内的自己対話-川の畔のささめごと

日々考えていることをフランスから発信しています。自分の研究生活に関わる話題が多いですが、時に日常生活雑記も含まれます。

『日本を問い直す ―― 人類学者の視座』

2015-01-28 19:01:54 | 読游摘録

 私が年末年始日本に滞在している間にK先生が私のフランスの勤務大学宛に送ってくださったご著書・編著・翻訳計十八冊を学科教務秘書課に引き取りに行ってから、今日でちょうど二週間になる。その間、毎日必ずそのいずれかを読み、引き取ってから三日後からは、このブログの記事でそれらの本の紹介とそれらの本に触発された私の感想を記してきた。
 今日話題にするのは、その十七冊目で、先生のお書きになった本の紹介としてはこれが最後になる。残りの一冊は、レヴィ・ストロースの翻訳なのだが、これについては明日以降数回にわたって記事にしていく予定である。
 今日の記事のタイトルとして掲げたのがその書名である。二〇一〇年年十二月に青土社から刊行されている。同社の月刊誌『現代思想』二〇〇八年二月号から二〇一〇年十一月号まで、「日本を問い直す」という題で計三十回書いた文章に手を入れ、一冊にまとめたものである。
 目次を見るとわかるが、折々の出来事に触れつつ政治的な問題に立ち入っている文章が目立つ。日本の近隣諸国との関係、歴史の記憶、国家のアイデンティティ、人種問題、戦争体験、戦争責任論、靖国問題等についての先生の考察と見解が、常に自分自身の経験、具体例・具体的資料、自身のフィールドワークの成果等を手掛かりとしながら、展開されている。
 十分に予め練られた構想に基づいて書き始められたものではなく、「大まかに設定した問題意識をもとに書き進み、思考が展開するままに書き継いでいったので、自分でも予期しなかった言葉の連なりが生まれた」と言う。それだけにそれぞれの回のテーマについてそのときの思索の跡が読み取れる。
 その大まかな問題設定は、第一回目の冒頭に次のように提示されている。

 人類学者である私が問い直したい「日本」は、現在の呼称での日本列島の住民がつくる、日本以前のヒトの集合であり、明治維新から七七年で滅びた大日本帝国であり、昭和二〇年八月一五日以降の戦後日本である(11頁)。

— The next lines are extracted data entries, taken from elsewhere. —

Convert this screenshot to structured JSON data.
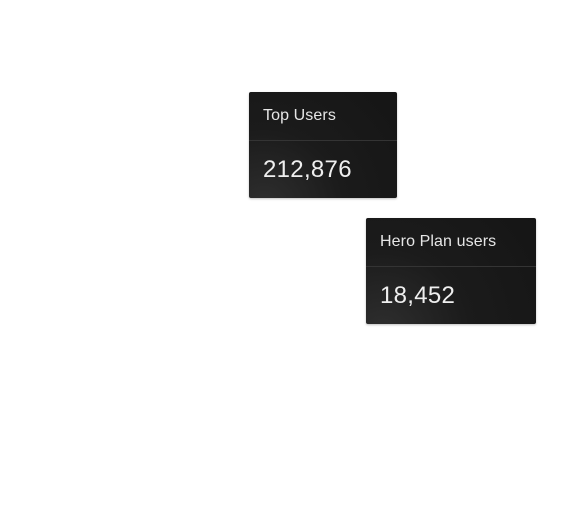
{
  "cards": [
    {
      "title": "Top Users",
      "value": "212,876"
    },
    {
      "title": "Hero Plan users",
      "value": "18,452"
    }
  ],
  "colors": {
    "card_background": "#1a1a1a",
    "card_text": "#e6e6e6",
    "page_background": "#ffffff"
  }
}
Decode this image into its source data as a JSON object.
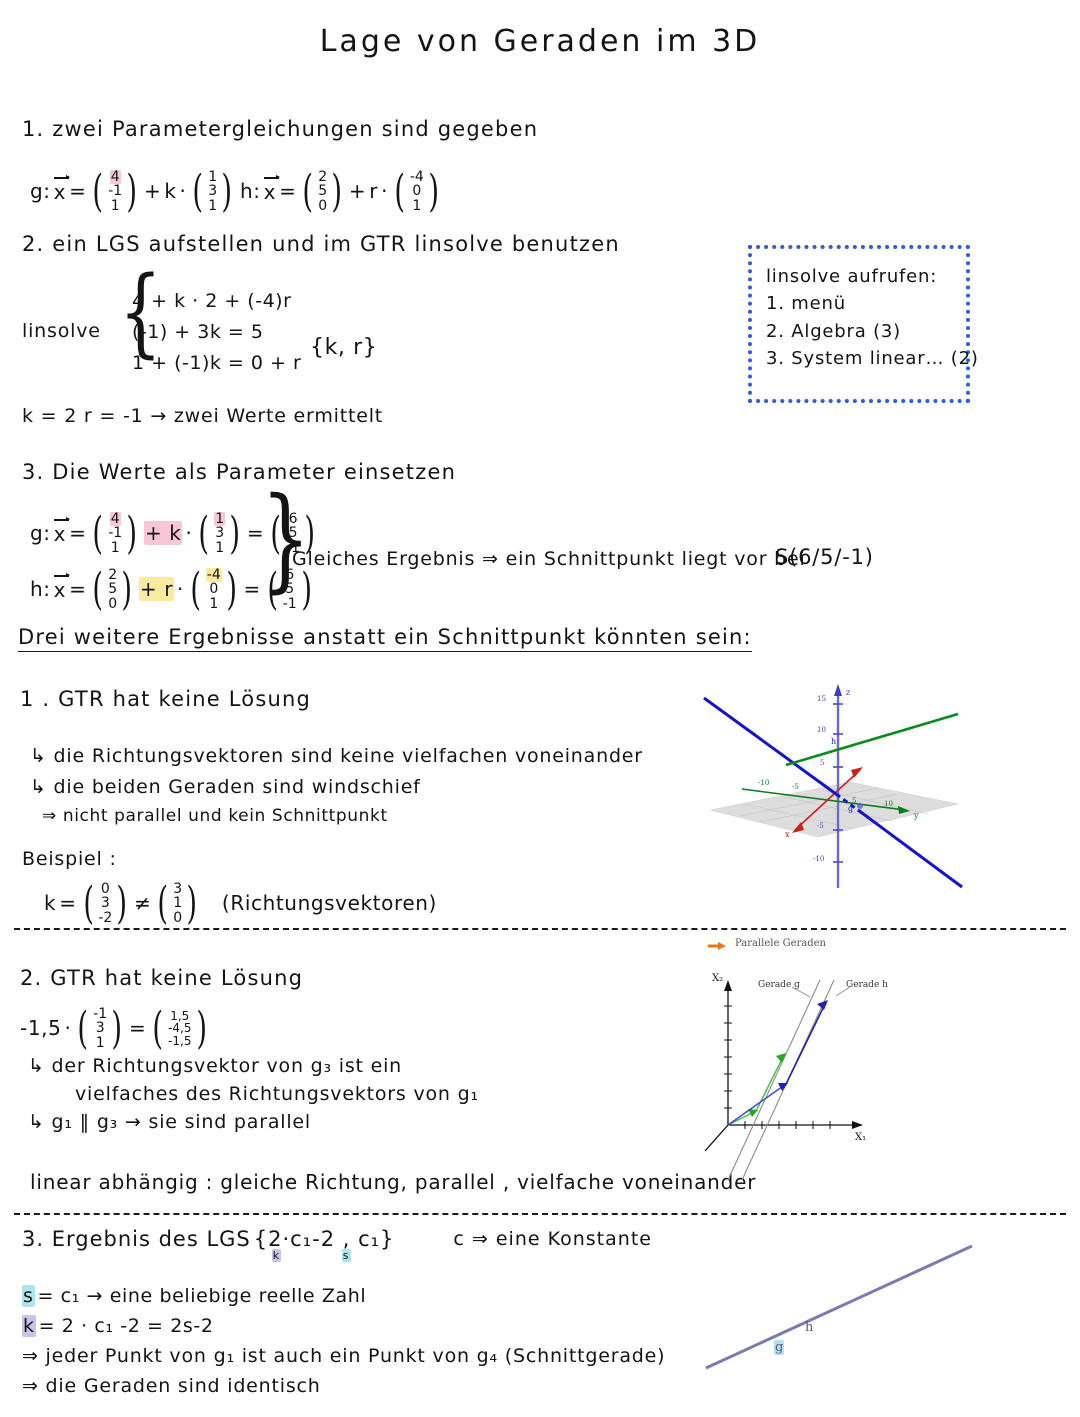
{
  "title": "Lage  von  Geraden  im  3D",
  "colors": {
    "pink_highlight": "#f7c7d8",
    "yellow_highlight": "#fbeaa0",
    "cyan_highlight": "#aee4ea",
    "purple_highlight": "#c8c3e8",
    "note_border_blue": "#2f5fd0",
    "line_blue": "#2222cc",
    "line_green": "#0a7a1e",
    "axis_red": "#d32020",
    "identical_line": "#7b7bb0"
  },
  "step1": {
    "heading": "1. zwei  Parametergleichungen  sind   gegeben",
    "g_label": "g:",
    "h_label": "h:",
    "x_vec": "x",
    "eq": "=",
    "plus": "+",
    "dot": "·",
    "g_support": [
      "4",
      "-1",
      "1"
    ],
    "g_direction": [
      "1",
      "3",
      "1"
    ],
    "g_param": "k",
    "h_support": [
      "2",
      "5",
      "0"
    ],
    "h_direction": [
      "-4",
      "0",
      "1"
    ],
    "h_param": "r"
  },
  "step2": {
    "heading": "2. ein  LGS  aufstellen  und  im  GTR   linsolve  benutzen",
    "linsolve_label": "linsolve",
    "equations": [
      "4 + k · 2 + (-4)r",
      "(-1) + 3k = 5",
      "1 + (-1)k = 0 + r"
    ],
    "solution_set": "{k, r}",
    "result_line": "k = 2   r = -1      → zwei Werte    ermittelt",
    "note": {
      "title": "linsolve  aufrufen:",
      "items": [
        "1. menü",
        "2. Algebra (3)",
        "3. System  linear… (2)"
      ]
    }
  },
  "step3": {
    "heading": "3. Die  Werte  als  Parameter  einsetzen",
    "g_label": "g:",
    "h_label": "h:",
    "g_support": [
      "4",
      "-1",
      "1"
    ],
    "g_direction": [
      "1",
      "3",
      "1"
    ],
    "g_result": [
      "6",
      "5",
      "-1"
    ],
    "g_param_term": "+ k",
    "h_support": [
      "2",
      "5",
      "0"
    ],
    "h_direction": [
      "-4",
      "0",
      "1"
    ],
    "h_result": [
      "6",
      "5",
      "-1"
    ],
    "h_param_term": "+ r",
    "conclusion": "Gleiches Ergebnis ⇒ ein  Schnittpunkt  liegt  vor bei",
    "intersection_point": "S(6/5/-1)"
  },
  "alternatives_heading": "Drei  weitere  Ergebnisse  anstatt  ein  Schnittpunkt  könnten  sein:",
  "case1": {
    "heading": "1 . GTR  hat  keine  Lösung",
    "bullets": [
      "↳ die  Richtungsvektoren  sind  keine  vielfachen  voneinander",
      "↳ die  beiden   Geraden  sind  windschief",
      "⇒ nicht parallel  und  kein   Schnittpunkt"
    ],
    "example_label": "Beispiel :",
    "example_param": "k",
    "example_eq": "=",
    "example_vec_a": [
      "0",
      "3",
      "-2"
    ],
    "example_neq": "≠",
    "example_vec_b": [
      "3",
      "1",
      "0"
    ],
    "example_note": "(Richtungsvektoren)",
    "figure": {
      "axis_labels": {
        "x": "x",
        "y": "y",
        "z": "z"
      },
      "z_ticks": [
        "15",
        "10",
        "5",
        "-5",
        "-10"
      ],
      "xy_ticks": [
        "-10",
        "-5",
        "5",
        "10"
      ],
      "line_labels": [
        "h",
        "g"
      ]
    }
  },
  "case2": {
    "heading": "2.  GTR  hat  keine  Lösung",
    "scalar": "-1,5",
    "dot": "·",
    "vec_in": [
      "-1",
      "3",
      "1"
    ],
    "eq": "=",
    "vec_out": [
      "1,5",
      "-4,5",
      "-1,5"
    ],
    "bullets": [
      "↳ der  Richtungsvektor  von   g₃ ist  ein",
      "vielfaches   des  Richtungsvektors  von  g₁",
      "↳ g₁ ‖ g₃  → sie  sind  parallel"
    ],
    "footer": "linear  abhängig : gleiche Richtung, parallel , vielfache  voneinander",
    "figure": {
      "legend": "Parallele Geraden",
      "y_axis": "X₂",
      "x_axis": "X₁",
      "label_g": "Gerade g",
      "label_h": "Gerade h"
    }
  },
  "case3": {
    "heading_prefix": "3. Ergebnis  des  LGS",
    "solution_set": "{2·c₁-2 , c₁}",
    "sub_k": "k",
    "sub_s": "s",
    "constant_note": "c ⇒ eine  Konstante",
    "lines": [
      {
        "lead": "s",
        "rest": "= c₁  → eine  beliebige  reelle  Zahl",
        "hl": "cyan"
      },
      {
        "lead": "k",
        "rest": "= 2 · c₁ -2  = 2s-2",
        "hl": "purple"
      },
      {
        "lead": "",
        "rest": "⇒ jeder Punkt  von  g₁ ist  auch ein Punkt  von  g₄ (Schnittgerade)",
        "hl": "none"
      },
      {
        "lead": "",
        "rest": "⇒ die  Geraden   sind   identisch",
        "hl": "none"
      }
    ],
    "figure": {
      "label_g": "g",
      "label_h": "h"
    }
  }
}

 そこには、自分もまたその中で生きてきた近現代日本史を、そこでの自らの経験に基づきながら、人類史的眼差しで根本的に見直そうという姿勢がはっきりと示されている。第七回の冒頭では、この問題設定から次のようなより明確化された問いが生まれてくる。

 この本で私が問い直したいのは、単一の人間集合で構成されて来たのではない日本列島とその文化の重層性、多元性であり、徳川幕藩体制、そして明治以後の神懸かり軍国主義と、それらによっても息の根を止められなかった、半禁欲的町人文化、市民社会との拮抗関係だ。さらに、明治維新が当時日本の置かれた国際環境において、唯一最善の撰択であったか、明治日本が、欧米列強のアジア進出に直面して、日本と似た状況に置かれていた東アジアの諸民族とは連帯せず、彼らを欧米と共に侵略する側にまわったのはなぜかについても、問い直してゆきたい(83頁)。

 この問いを出発点として、福沢諭吉の「脱亜論」が三回にわたって検討され、その「脱亜論」の中で「謝絶すべき悪友」とされた中国、「いま超大国への道を進んでいるともいわれる中国を、国家として点検するにはどうすればよいか」という問いに転じていく。そのときの手掛かりが「天安門事件」である。その数回後に「人間が国家に帰属するということ」というそれまでの議論を一般化するテーマが出される。そこから今度は「黒人であること」という人種問題へと転ずる。それを巡ってまた数回。そして、再びに、日本と台湾について考える。
 この本を読むことによって、私たちは、自ら一つ一つの問題を問い直しつつ考えていくK先生のその時その時の思索の現場に立ち会うことになる。それだけではない。そこで問われている問題を読み手もまた己の現実生活の具体的場面において考えるようにと、促されていることに気づく。